Rivlin repeated a warning that Super Committee failure could result in a double-dip recession and a lost decade of growth. She likened the U.S. deficit situation to that of the European sovereign debt crisis where seemingly solid countries quickly collapsed under a mountain of debt.
While their deficit reduction recommendations varied, all four budget hawks suggested sacred cows would have to face the chopping block. They said members on the panel should focus less on the political climate and more on the potential economic consequences should the committee fail. All said that in order to reduce the deficit, spending cuts must be partnered with raising revenue.
“People admire guts and courage,” Simpson said. “They may fight you. They may vilify you. They will admire you.”

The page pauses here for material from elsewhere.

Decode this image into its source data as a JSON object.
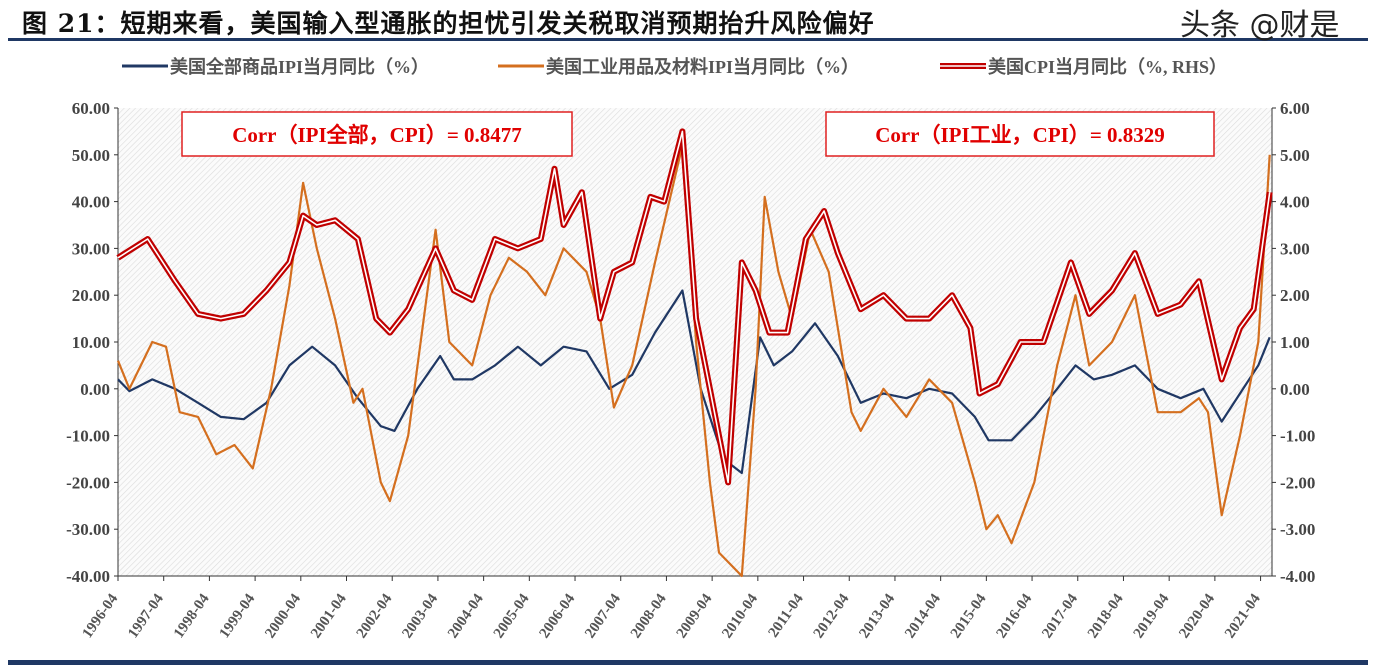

Co-chair Jeb Hensarling, R-Texas., said that he supported the recommendations to “Go Big” and reiterated his position that a grand bargain needs to include reforms to health care and retirement programs. “Certainly we cannot tax our way out of this crisis,” Hensarling said in his opening statement. “We cannot solve it by tinkering around the edges of our entitlement programs.”
Earlier on Tuesday, Reuters reported that that a group of six members—three Democrats and three Republicans—within the committee have started to meet separately to try find savings between $1.2 trillion and $1.5 trillion in an effort to broker a bipartisan deal. The six lawmakers–Republicans Rob Portman, Dave Camp and Fred Upton; and Democrats John Kerry, Max Baucus and Chris Van Hollen—are seeking a smaller deal because they recognise the gap between the two parties on taxes and spending is too wide.
Last week Democrats on the Super Committee unveiled a $3 trillion package over the next decade which includes $1.3 trillion in new tax-based revenue. Republicans were quick to declare it “not serious”.
Republicans rolled out their own $2.2 trillion deficit reduction package that would trim $640 billion from the national deficit by increasing fees and Medicare co-pays. Democrats rejected the plan as unworkable.